Last night I went into total blog meltdown. I was trying to set up Google Analytics by tampering with my blog's HTML and of course, rookie that I am, I didn't save a copy of my template first. While deleting a piece of coding I somehow managed to delete lots of other things that rendered my blog's mobile template somewhat ruined. All of this was happening late at night, meaning I was tired and irritable before I even started! As soon as I realised what I'd done the tears began to flow and they just. Would. Not. Stop. 

I know, I know, way to make a mountain out of a molehill! I was so exhausted and so full of anxiety and so devastated that I had potentially ruined my blog design, which had taken me such a long time to create and perfect.
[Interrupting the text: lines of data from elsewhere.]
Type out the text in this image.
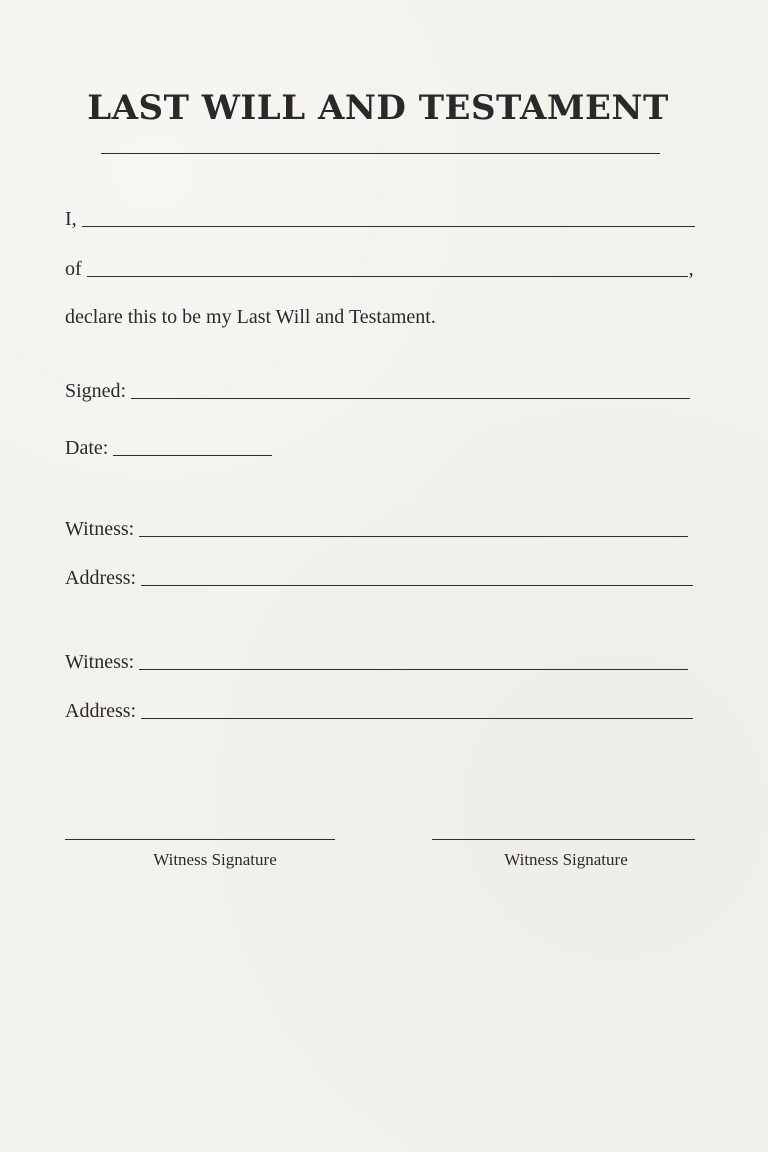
LAST WILL AND TESTAMENT
I,
of	,
declare this to be my Last Will and Testament.
Signed:
Date:
Witness:
Address:
Witness:
Address:
Witness Signature	Witness Signature
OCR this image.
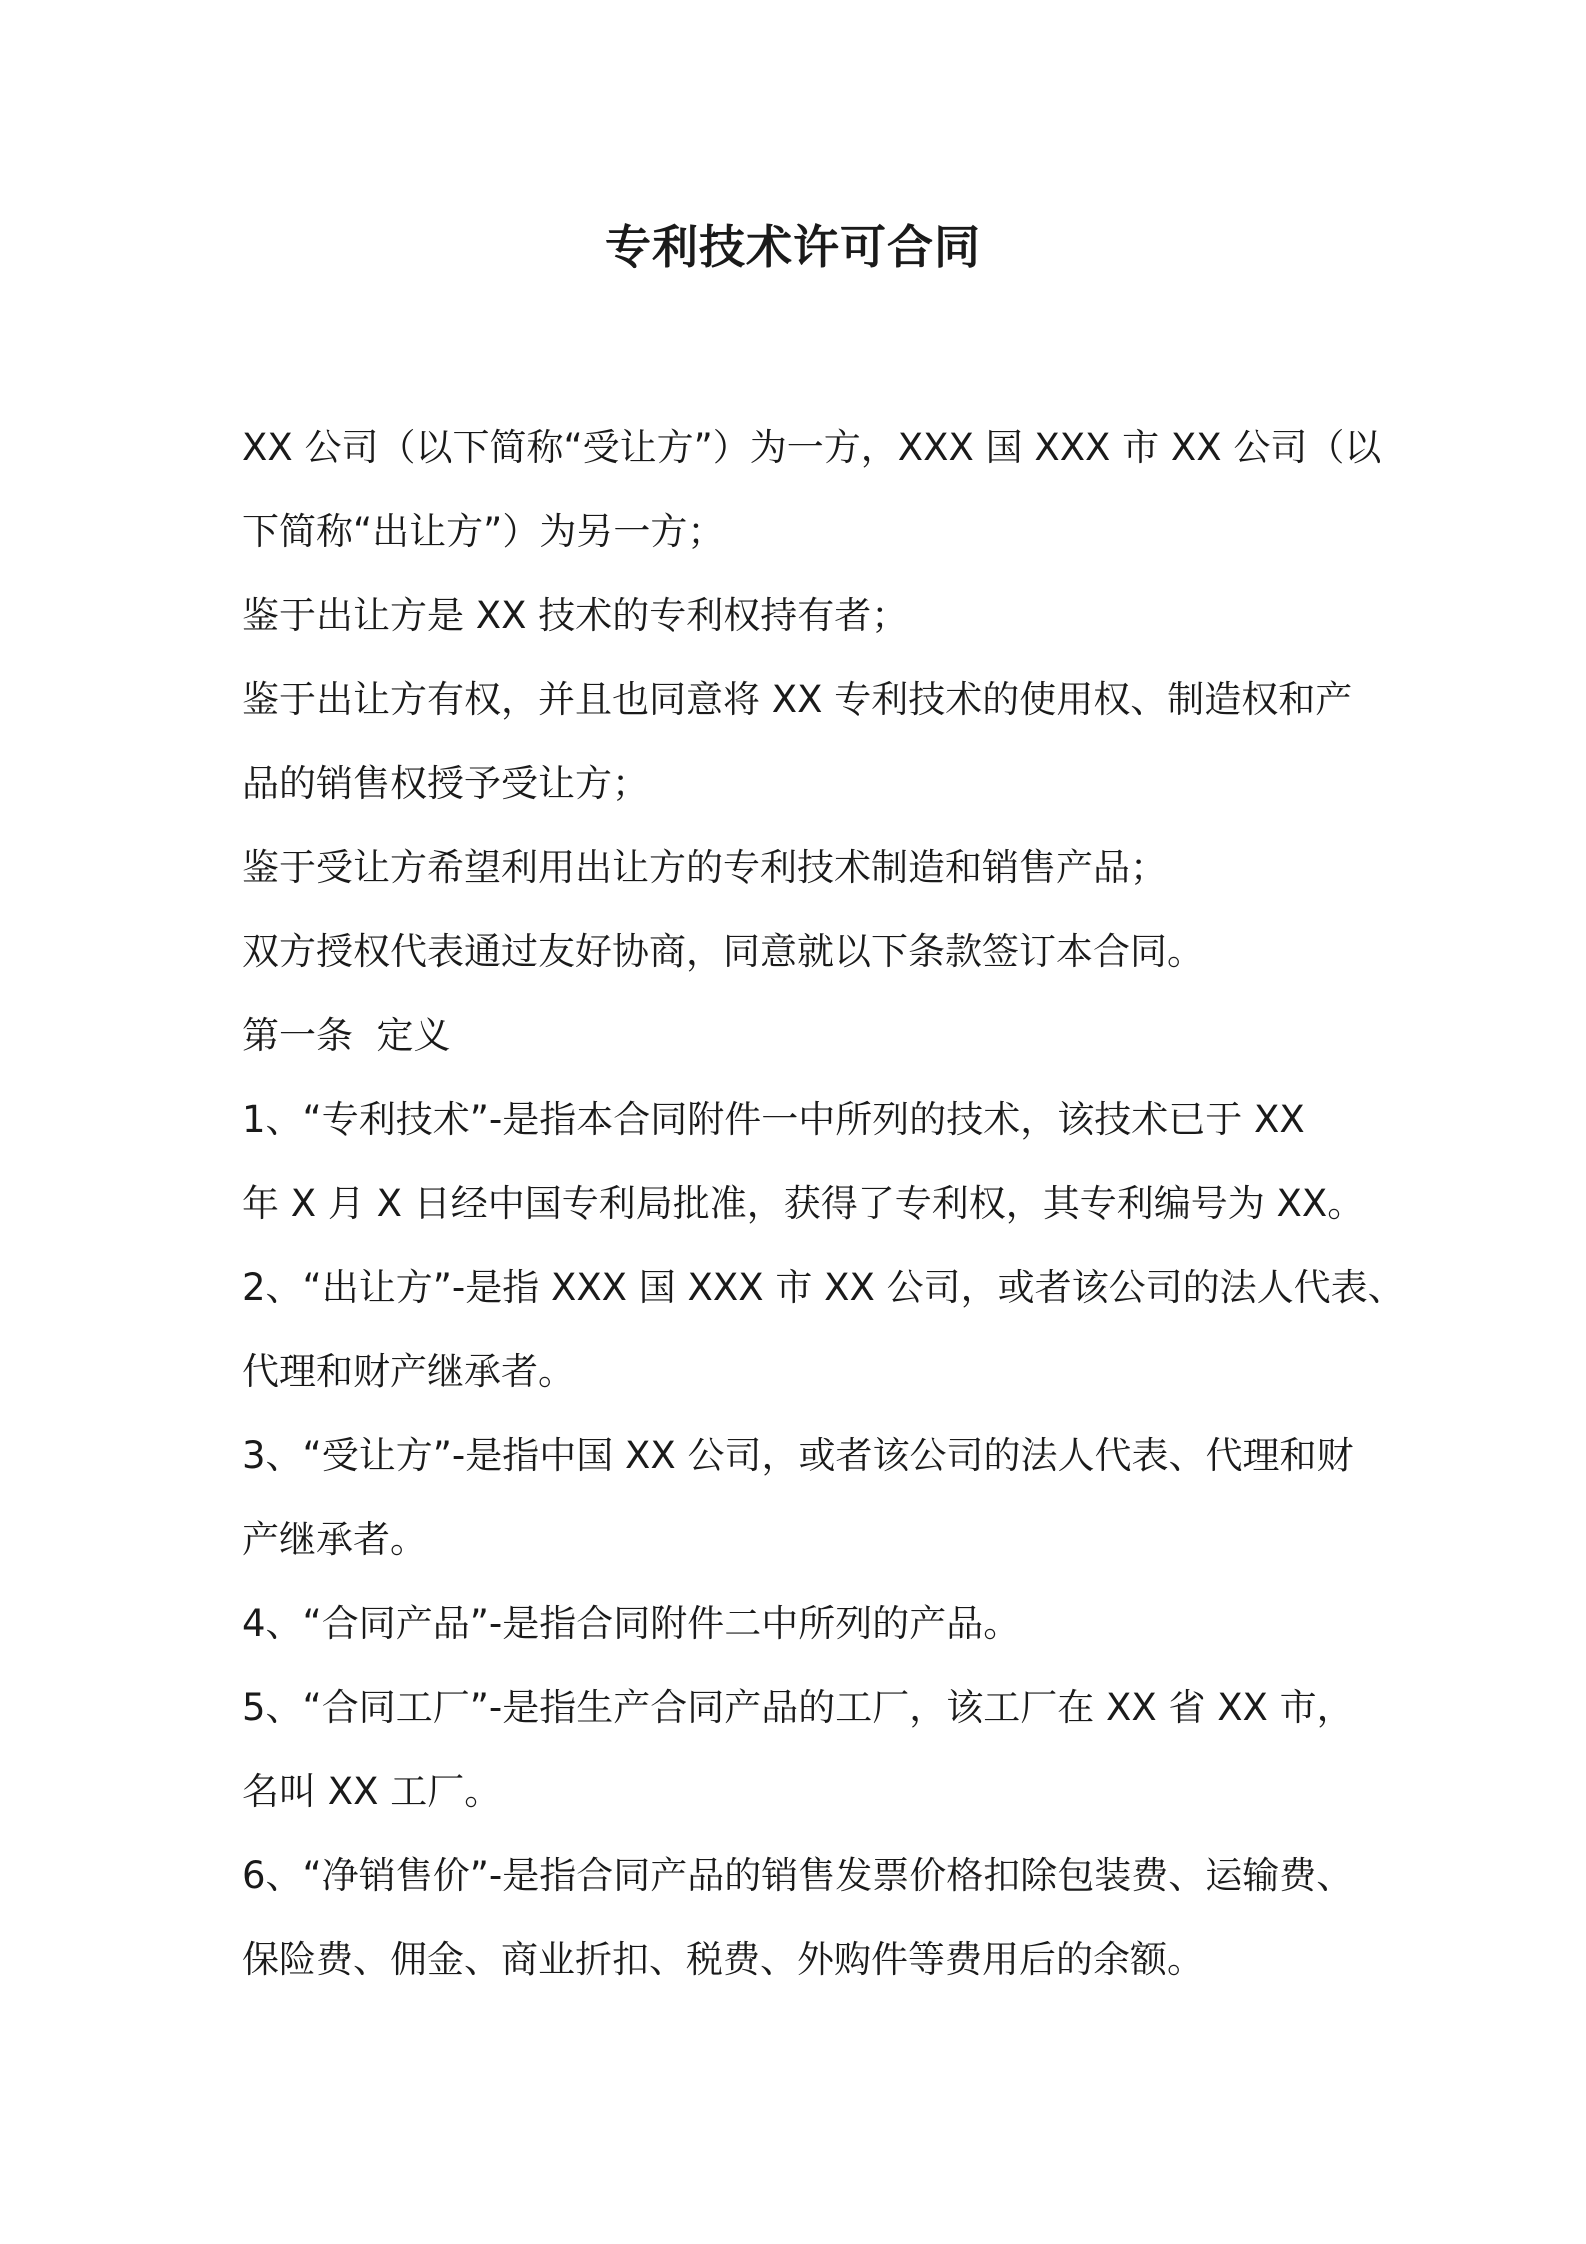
专利技术许可合同

XX 公司（以下简称“受让方”）为一方，XXX 国 XXX 市 XX 公司（以

下简称“出让方”）为另一方；

鉴于出让方是 XX 技术的专利权持有者；

鉴于出让方有权，并且也同意将 XX 专利技术的使用权、制造权和产

品的销售权授予受让方；

鉴于受让方希望利用出让方的专利技术制造和销售产品；

双方授权代表通过友好协商，同意就以下条款签订本合同。

第一条  定义

1、“专利技术”-是指本合同附件一中所列的技术，该技术已于 XX

年 X 月 X 日经中国专利局批准，获得了专利权，其专利编号为 XX。

2、“出让方”-是指 XXX 国 XXX 市 XX 公司，或者该公司的法人代表、

代理和财产继承者。

3、“受让方”-是指中国 XX 公司，或者该公司的法人代表、代理和财

产继承者。

4、“合同产品”-是指合同附件二中所列的产品。

5、“合同工厂”-是指生产合同产品的工厂，该工厂在 XX 省 XX 市，

名叫 XX 工厂。

6、“净销售价”-是指合同产品的销售发票价格扣除包装费、运输费、

保险费、佣金、商业折扣、税费、外购件等费用后的余额。
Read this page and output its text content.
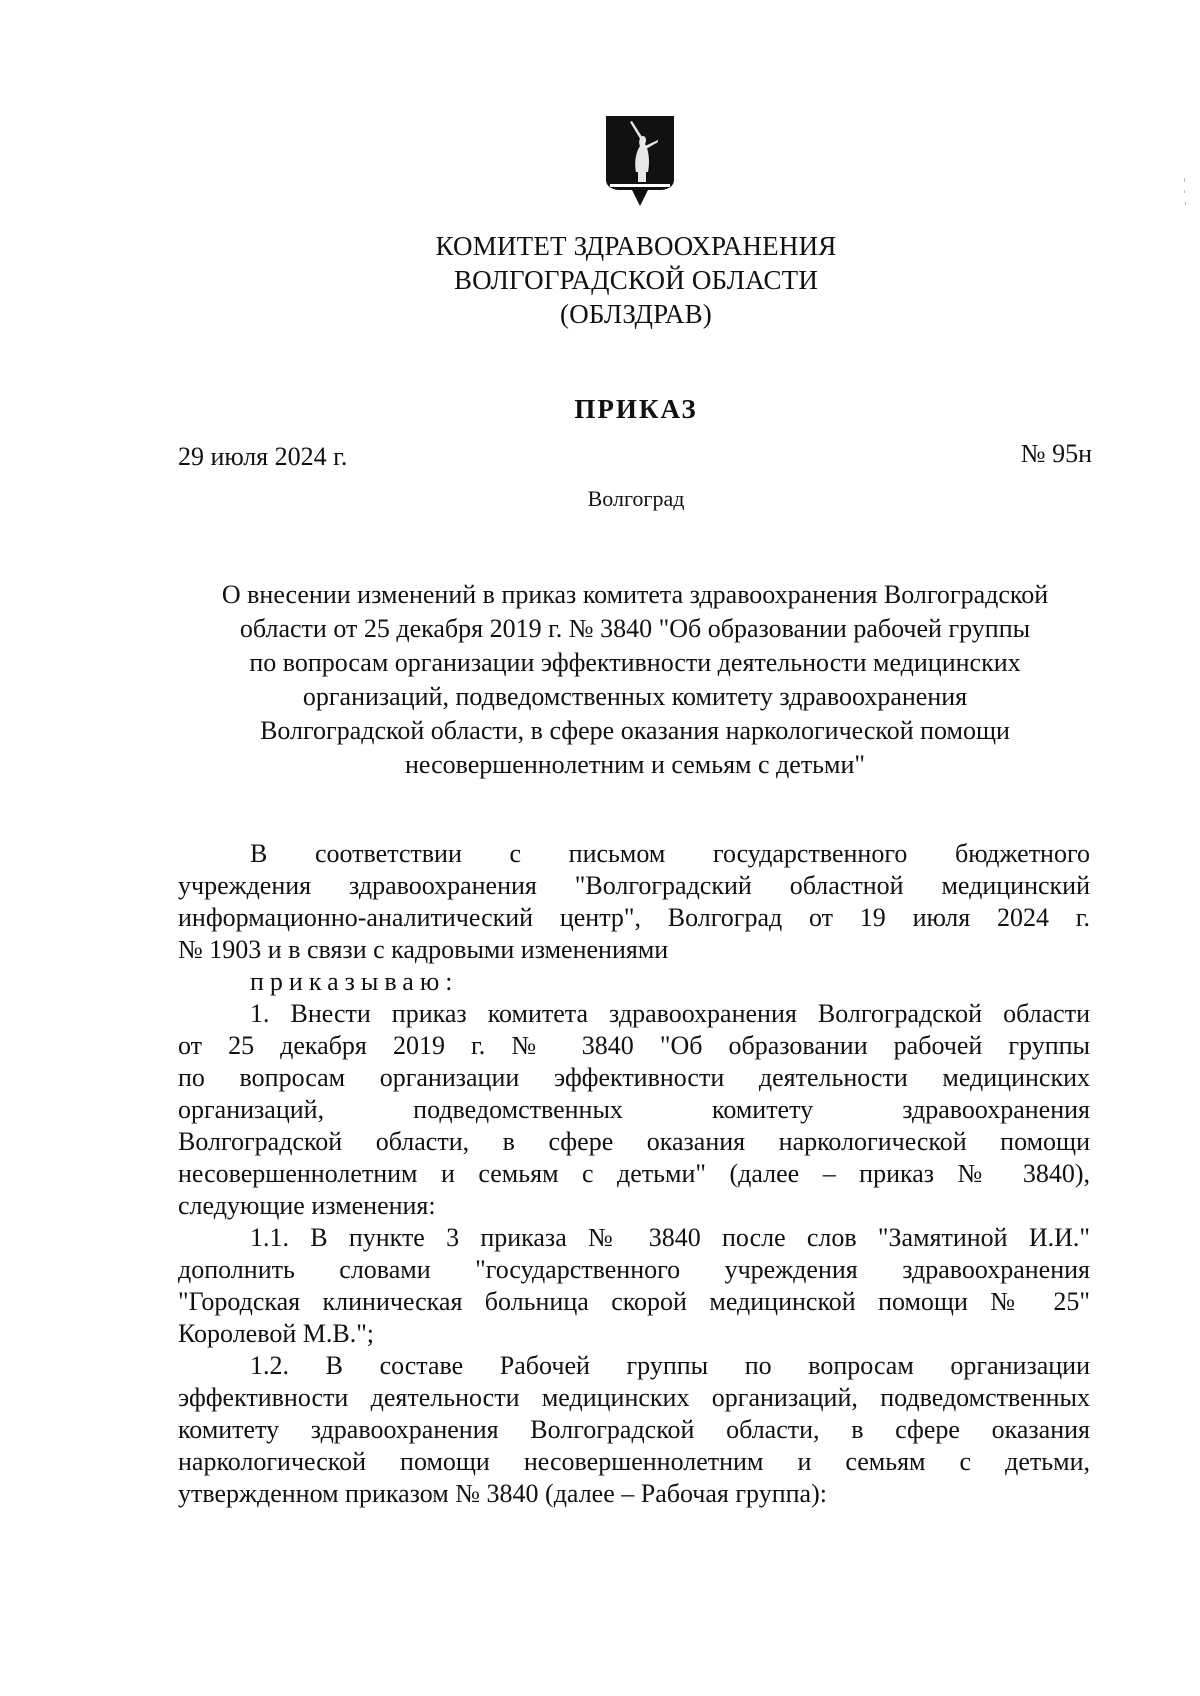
КОМИТЕТ ЗДРАВООХРАНЕНИЯ
ВОЛГОГРАДСКОЙ ОБЛАСТИ
(ОБЛЗДРАВ)
ПРИКАЗ
29 июля 2024 г.	№ 95н
Волгоград
О внесении изменений в приказ комитета здравоохранения Волгоградской
области от 25 декабря 2019 г. № 3840 "Об образовании рабочей группы
по вопросам организации эффективности деятельности медицинских
организаций, подведомственных комитету здравоохранения
Волгоградской области, в сфере оказания наркологической помощи
несовершеннолетним и семьям с детьми"
В соответствии с письмом государственного бюджетного
учреждения здравоохранения "Волгоградский областной медицинский
информационно-аналитический центр", Волгоград от 19 июля 2024 г.
№ 1903 и в связи с кадровыми изменениями
приказываю:
1. Внести приказ комитета здравоохранения Волгоградской области
от 25 декабря 2019 г. № 3840 "Об образовании рабочей группы
по вопросам организации эффективности деятельности медицинских
организаций, подведомственных комитету здравоохранения
Волгоградской области, в сфере оказания наркологической помощи
несовершеннолетним и семьям с детьми" (далее – приказ № 3840),
следующие изменения:
1.1. В пункте 3 приказа № 3840 после слов "Замятиной И.И."
дополнить словами "государственного учреждения здравоохранения
"Городская клиническая больница скорой медицинской помощи № 25"
Королевой М.В.";
1.2. В составе Рабочей группы по вопросам организации
эффективности деятельности медицинских организаций, подведомственных
комитету здравоохранения Волгоградской области, в сфере оказания
наркологической помощи несовершеннолетним и семьям с детьми,
утвержденном приказом № 3840 (далее – Рабочая группа):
It seemed like the biggest mountain EVER. My fiance tried to calm me down but it was no use at first. It suddenly hit me with full force just how much my blog means to me and the thought of it being ruined near about broke my heart. 

After the drama died down (with the help of my fiance and Megan from Little Miss Average who seems to be able to help with any and all techie questions!) I was struck by the importance I place on my blog and the way in which I feel it represents me. It gives me a sense of purpose and a sense of achievement, and I felt that if it disappeared, so would the 'point' of the last few months during which I've typed away consistently, day after day. I emailed myself the question 'Who am I?' and began brainstorming responses, sort of like a game of word association. The following isn't a poem as such, as when I write poetry I like to get really stuck in with poetic devices and techniques. I'd say it's more of a statement, unedited, as it came to me at the time. This is who I am. 

I am a writer.
I am a healer.
I am a student.
I am a teacher.
I am a partner.
I am a friend.
I am family.
I am an observer.
I am a participant.
I am a creator.
I am every word I've ever written.
I am every word I've ever spoken.
I am every word I'm yet to write.
I am every word I'm yet to speak.
I am every experience I've hidden.
I am every experience I've shown.
I am a descendant.
I am an ancestor.
I am a fact.
I am a thought.
I am silence.
I am noise.
I am music. 
I am the dullest dust.
I am the brightest star.

OK, so it might not exactly be the most profound list! It was spontaneous. It gave me a boost. I'm so attached to my blog because it's a form of expression and it's where I turn to when I'm feeling any and all emotions. Sad, happy, excited, anxious, scared, fearless. I come here and I write and I feel that I am 'me'. Yet at the same time, reading through my list, this blog isn't me. At least, it's not the only thing that makes me 'me'. If I ever manage to ruin my mobile template again, or mess up anything else on the Bluebird & the Robin, it isn't the end of the world. I still exist. I can figure things out and carry on being me while doing so. It's only a molehill!

The moral of last night's drama? Don't sweat the small stuff even when it seems huge! I got a good 'poem'/'statement' out of the experience, felt a true sense of accomplishment when reflecting on what my blog means to me, realised that these moments aren't the end of the world, and the support I got from my fiance and Megan was amazing. 

My blog is fine now! *Phew* I am fine. I am still me.